Para glorificarse unos y otros con méritos que quizás no tienen o que no son tan grandes como presumen, se gastan millones de dólares; para pavonearse por las obras que dicen haber hecho, derrochan mucho más; para convencernos de que debemos venerarlos, sin argumentar por qué, compran horas y horas en los medios de difusión; para venderse como los únicos capaces de llevarnos de la mano —porque solos no podemos— y guiarnos al paraíso que desde el fin de la guerra nos vienen prometiendo unos y otros, no se miden en gastos. Mientras, el pueblo con el que unos y otros dicen estar comprometidos muere de hambre y de enfermedades curables; ese pueblo por el que aseguran estar dispuestos a "sacrificarse" en el Gobierno en caso de salir "favorecidos" con el voto. La gente, a la que atosigan con falsas promesas sin sustento y a la que le mienten con descaro unos y otros, se sigue yendo del país para buscar lo que acá no encuentran, pese a los riesgos en la travesía. Porque acá, pasados casi 22 años de haber terminado su guerra, unos y otros no pudieron o no quisieron atacar de raíz los males mayores que agobian a ese pueblo: el hambre, la violencia y la impunidad.

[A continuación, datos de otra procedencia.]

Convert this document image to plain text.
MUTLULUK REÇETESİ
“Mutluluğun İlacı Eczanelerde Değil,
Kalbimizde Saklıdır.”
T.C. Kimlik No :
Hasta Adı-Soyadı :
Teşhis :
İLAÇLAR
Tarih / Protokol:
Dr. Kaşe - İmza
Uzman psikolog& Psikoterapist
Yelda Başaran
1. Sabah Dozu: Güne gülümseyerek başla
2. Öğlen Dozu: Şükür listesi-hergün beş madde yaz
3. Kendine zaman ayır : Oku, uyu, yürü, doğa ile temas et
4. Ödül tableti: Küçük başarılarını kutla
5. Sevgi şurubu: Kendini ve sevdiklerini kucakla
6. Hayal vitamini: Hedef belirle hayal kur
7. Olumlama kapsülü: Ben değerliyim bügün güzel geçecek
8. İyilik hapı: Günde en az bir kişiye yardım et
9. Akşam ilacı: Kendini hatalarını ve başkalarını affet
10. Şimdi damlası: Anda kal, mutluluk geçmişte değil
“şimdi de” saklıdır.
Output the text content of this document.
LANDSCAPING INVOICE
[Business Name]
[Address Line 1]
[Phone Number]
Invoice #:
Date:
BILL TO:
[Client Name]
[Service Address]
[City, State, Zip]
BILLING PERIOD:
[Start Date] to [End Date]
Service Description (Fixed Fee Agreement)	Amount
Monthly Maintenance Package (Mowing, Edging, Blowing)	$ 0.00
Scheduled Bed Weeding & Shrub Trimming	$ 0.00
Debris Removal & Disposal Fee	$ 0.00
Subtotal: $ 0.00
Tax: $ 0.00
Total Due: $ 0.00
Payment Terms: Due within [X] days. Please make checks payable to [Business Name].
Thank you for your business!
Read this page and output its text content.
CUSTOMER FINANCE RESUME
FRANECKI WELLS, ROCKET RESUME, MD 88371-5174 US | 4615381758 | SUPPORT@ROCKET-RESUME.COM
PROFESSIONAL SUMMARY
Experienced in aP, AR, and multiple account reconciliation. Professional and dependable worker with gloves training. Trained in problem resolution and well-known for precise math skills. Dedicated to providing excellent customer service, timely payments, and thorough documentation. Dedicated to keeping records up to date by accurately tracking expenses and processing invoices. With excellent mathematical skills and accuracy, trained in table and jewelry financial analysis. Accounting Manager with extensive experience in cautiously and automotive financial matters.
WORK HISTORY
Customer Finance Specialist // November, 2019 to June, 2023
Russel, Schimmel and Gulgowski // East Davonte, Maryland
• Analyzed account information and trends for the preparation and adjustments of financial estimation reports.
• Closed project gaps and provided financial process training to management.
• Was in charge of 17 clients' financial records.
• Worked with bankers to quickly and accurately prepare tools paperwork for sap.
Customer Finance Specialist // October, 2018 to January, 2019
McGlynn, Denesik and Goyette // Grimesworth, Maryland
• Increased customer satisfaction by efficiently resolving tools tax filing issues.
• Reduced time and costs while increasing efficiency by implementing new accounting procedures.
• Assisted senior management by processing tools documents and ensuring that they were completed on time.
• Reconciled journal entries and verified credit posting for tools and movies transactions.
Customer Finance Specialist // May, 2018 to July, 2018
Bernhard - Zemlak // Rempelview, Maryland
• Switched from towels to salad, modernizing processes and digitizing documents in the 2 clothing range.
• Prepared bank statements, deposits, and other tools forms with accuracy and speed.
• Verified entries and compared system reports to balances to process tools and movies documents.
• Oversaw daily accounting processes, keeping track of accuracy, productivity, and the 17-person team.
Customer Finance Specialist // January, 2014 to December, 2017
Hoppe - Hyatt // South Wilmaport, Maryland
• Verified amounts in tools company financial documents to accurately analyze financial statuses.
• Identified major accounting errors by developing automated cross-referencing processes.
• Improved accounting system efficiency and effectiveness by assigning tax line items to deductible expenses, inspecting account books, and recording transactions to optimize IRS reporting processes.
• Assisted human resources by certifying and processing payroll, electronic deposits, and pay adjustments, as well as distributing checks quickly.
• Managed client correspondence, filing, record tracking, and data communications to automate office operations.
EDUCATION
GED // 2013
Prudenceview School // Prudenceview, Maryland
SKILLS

Visionario y vigente como siempre, Segundo Montes alcanzó a prever en parte la realidad de la humilde vendedora de punches que, cansada de estar sola en su pobreza, decidió dejar esta vida para no seguir sufriendo junto a sus hijos. Lo hizo al advertir que las familias de los salvadoreños en Estados Unidos se estaban "acostumbrando a depender en gran medida de las remesas que les envían, y frente a la crisis económica y el desempleo imperantes, muchas de ellas están graduándose en la escuela de la dependencia pasiva". En esa escuela se graduó Ana Elizabeth Ortiz Sánchez y ejerció como tal hasta que, para su mal, se rompió el vínculo que mantenía a su compañero de vida enviándole dinero mensualmente.
¿Ha dicho algo sobre este caso alguno de los candidatos? Si lo ha hecho, no fue con el suficiente volumen y la necesaria entereza. ¿Le ha movido el corazón a alguno de ellos? Quizás no, porque en la campaña lo que cuenta son los besos y abrazos para la foto y la imagen. ¿Qué piensan hacer y qué proponen ante este fenómeno? De lo primero, no piensan más que en enganchar al votante; de lo segundo, más de lo mismo. ¿Seguirán sin hablar en serio de la pobreza y la migración, de la inseguridad y la violencia? Seguro que sí. Por más de dos décadas, unos y otros han llevado por mal camino al país desde los gobiernos municipales y del central, desde la Asamblea Legislativa y las instituciones que controlan; unos y otro han impedido que se imparta justicia y se fiscalice la hacienda pública, fomentando así la corrupción y otras arbitrariedades.
"No es tiempo todavía de cantar victoria por la vigencia de los derechos humanos", escribió Montes al final del último de sus textos publicado por la UCA. Atinada aseveración. Y seguirá sindo verdad mientras el destino de El Salvador siga en manos de la politiquería barata. Sin embargo, el jesuita cerró su idea asegurando que tampoco era "tiempo aún para la desesperanza". Cierto también, porque ahí están las víctimas del hambre y de la sangre, como también de la impunidad. Son cientos de miles y están ahí. Solo falta que despierten y no para tirarse al mar, sino para volar alto, muy alto.